Streep has two Oscars but also has by far the worst winning percentage among acting recipients who have earned two or more awards.
From her 15 previous nominations, Streep's batting average is .133. If she loses this time with her best-actress nomination for "Julie & Julia" — Sandra Bullock is the favorite for "The Blind Side" — Streep's average will drop to .125.
If Bullock wins, she'll have a perfect batting average — one-for one, since this is her first nomination.
Katharine Hepburn had 12 nominations and won best actress four times, for 1933's "Morning Glory," 1967's "Guess Who's Coming to Dinner," 1968's "The Lion in Winter" and 1981's "On Golden Pond." That's a .333 batting average.

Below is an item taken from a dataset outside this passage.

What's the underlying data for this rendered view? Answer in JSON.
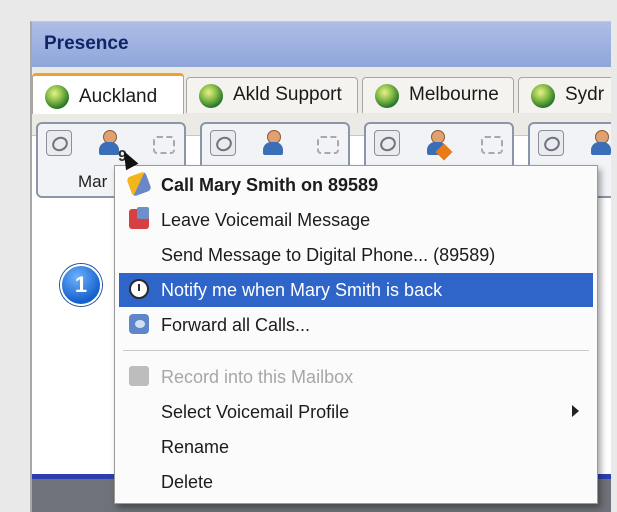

Jack Nicholson also has 12 nominations, with three wins (a .250 average), best actor for 1975's "One Flew Over the Cuckoo's Nest" and 1997's "As Good as It Gets" and supporting actor for 1983's "Terms of Endearment."
Also with three wins are Ingrid Bergman (best actress for 1944's "Gaslight" and 1956's "Anastasia" and supporting actress for 1974's "Murder on the Orient Express") and Walter Brennan (supporting actor for 1936's "Come and Get It," 1938's "Kentucky" and 1940's "The Westerner").

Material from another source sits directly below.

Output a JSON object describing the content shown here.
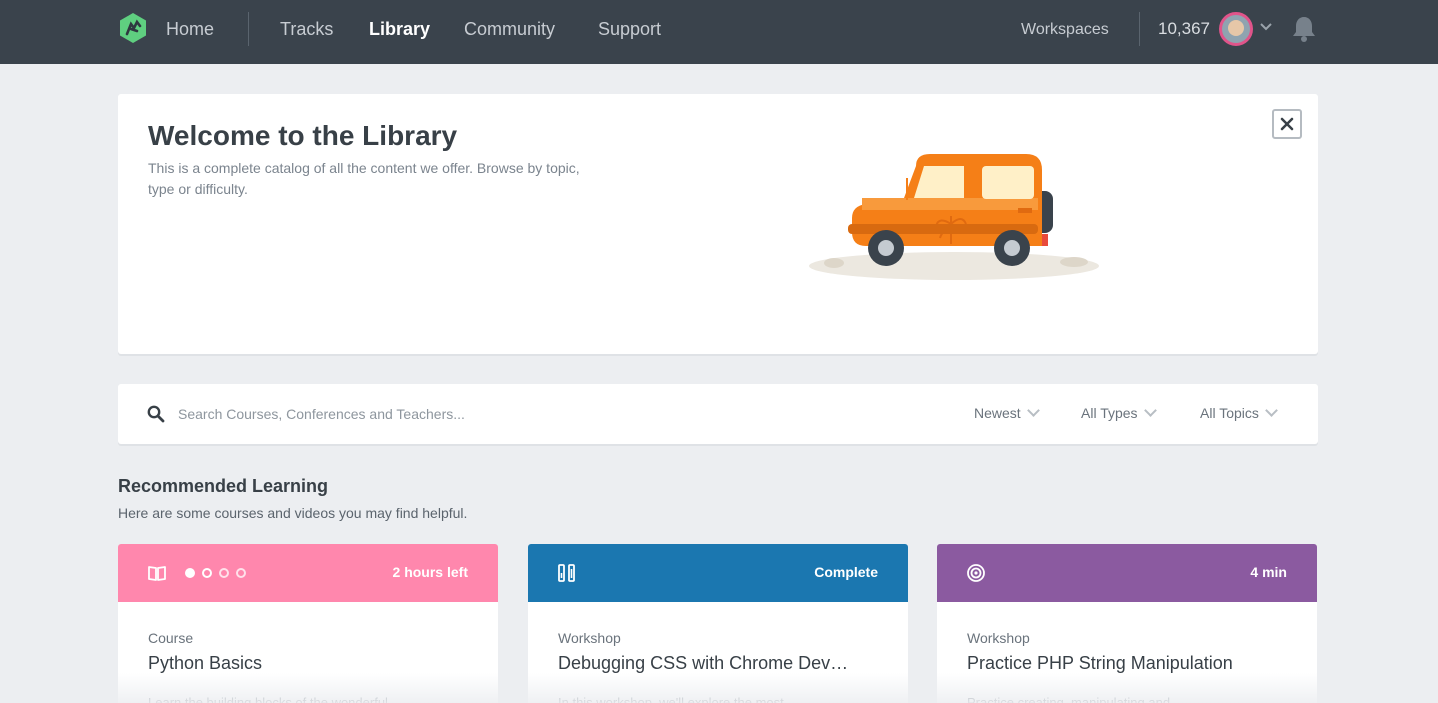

Bergman's three wins came from seven nominations, a .429 average. Brennan's came for just four nominations, a .750 average.

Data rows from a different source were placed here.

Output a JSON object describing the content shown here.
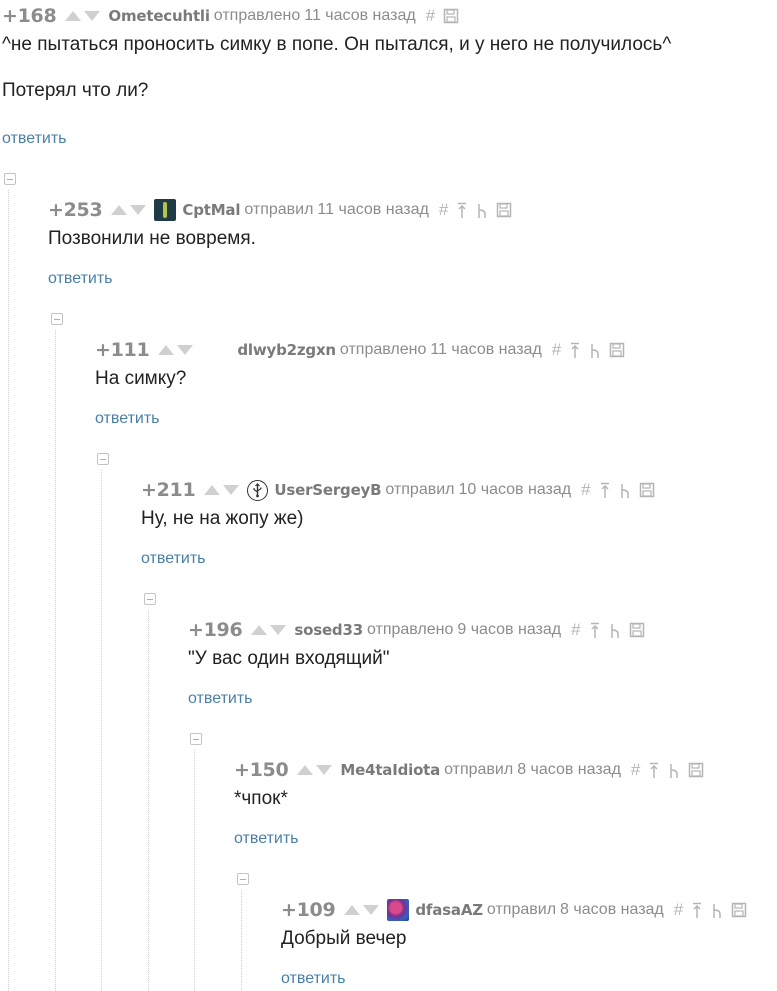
{
  "comments": [
    {
      "rating": "+168",
      "author": "Ometecuhtli",
      "verb": "отправлено",
      "time": "11 часов назад",
      "lines": [
        "^не пытаться проносить симку в попе. Он пытался, и у него не получилось^",
        "Потерял что ли?"
      ],
      "reply": "ответить",
      "avatar": "none"
    },
    {
      "rating": "+253",
      "author": "CptMal",
      "verb": "отправил",
      "time": "11 часов назад",
      "lines": [
        "Позвонили не вовремя."
      ],
      "reply": "ответить",
      "avatar": "user-avatar-image"
    },
    {
      "rating": "+111",
      "author": "dlwyb2zgxn",
      "verb": "отправлено",
      "time": "11 часов назад",
      "lines": [
        "На симку?"
      ],
      "reply": "ответить",
      "avatar": "blank"
    },
    {
      "rating": "+211",
      "author": "UserSergeyB",
      "verb": "отправил",
      "time": "10 часов назад",
      "lines": [
        "Ну, не на жопу же)"
      ],
      "reply": "ответить",
      "avatar": "usb-icon-avatar"
    },
    {
      "rating": "+196",
      "author": "sosed33",
      "verb": "отправлено",
      "time": "9 часов назад",
      "lines": [
        "\"У вас один входящий\""
      ],
      "reply": "ответить",
      "avatar": "none"
    },
    {
      "rating": "+150",
      "author": "Me4taIdiota",
      "verb": "отправил",
      "time": "8 часов назад",
      "lines": [
        "*чпок*"
      ],
      "reply": "ответить",
      "avatar": "none"
    },
    {
      "rating": "+109",
      "author": "dfasaAZ",
      "verb": "отправил",
      "time": "8 часов назад",
      "lines": [
        "Добрый вечер"
      ],
      "reply": "ответить",
      "avatar": "user-avatar-image"
    }
  ],
  "tool_icons": [
    "hash-icon",
    "go-to-parent-icon",
    "go-to-thread-icon",
    "save-icon"
  ],
  "colors": {
    "rating": "#8c8c8c",
    "author": "#7a7a7a",
    "reply_link": "#4a7fa8",
    "tool_icon": "#b5b5b5",
    "vote_arrow": "#d0d0d0"
  }
}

Six performers have been nominated twice and won both times: Sally Field, best actress for 1979's "Norma Rae" and 1984's "Places in the Heart"; Helen Hayes, best actress for 1931's "The Sin of Madelon Claudet" and supporting actress for 1970's "Airport"; Vivien Leigh, best actress for 1939's "Gone With the Wind" and 1951's "A Streetcar Named Desire"; Luise Rainer, best actress for 1936's "The Great Ziegfeld" and 1937's "The Good Earth"; Kevin Spacey, best actor for 1999's "American Beauty" and supporting actor for 1995's "The Usual Suspects"; and Hilary Swank, best actress for 1999's "Boys Don't Cry" and 2004's "Million Dollar Baby."
Streep does not have the worst batting average among actors with multiple nominations.
Laurence Olivier had 10 nominations, winning just once (best actor for 1948's "Hamlet"), for a .100 average. Paul Newman was nominated nine times and won once (best actor for 1986's "The Color of Money"), for a .111 average.
With eight nominations and one win, a .125 average, are Al Pacino (best-actor winner for 1992's "Scent of a Woman") and Geraldine Page (best-actress winner for 1985's "The Trip to Bountiful").
The record for Oscar futility among actors belongs to Peter O'Toole — eight nominations, no wins (O'Toole did receive an honorary Oscar in 2003). He's followed by Richard Burton with seven nominations and no wins — sharing a losing cause with O'Toole on 1964's "Becket," which earned best-actor nominations for both men.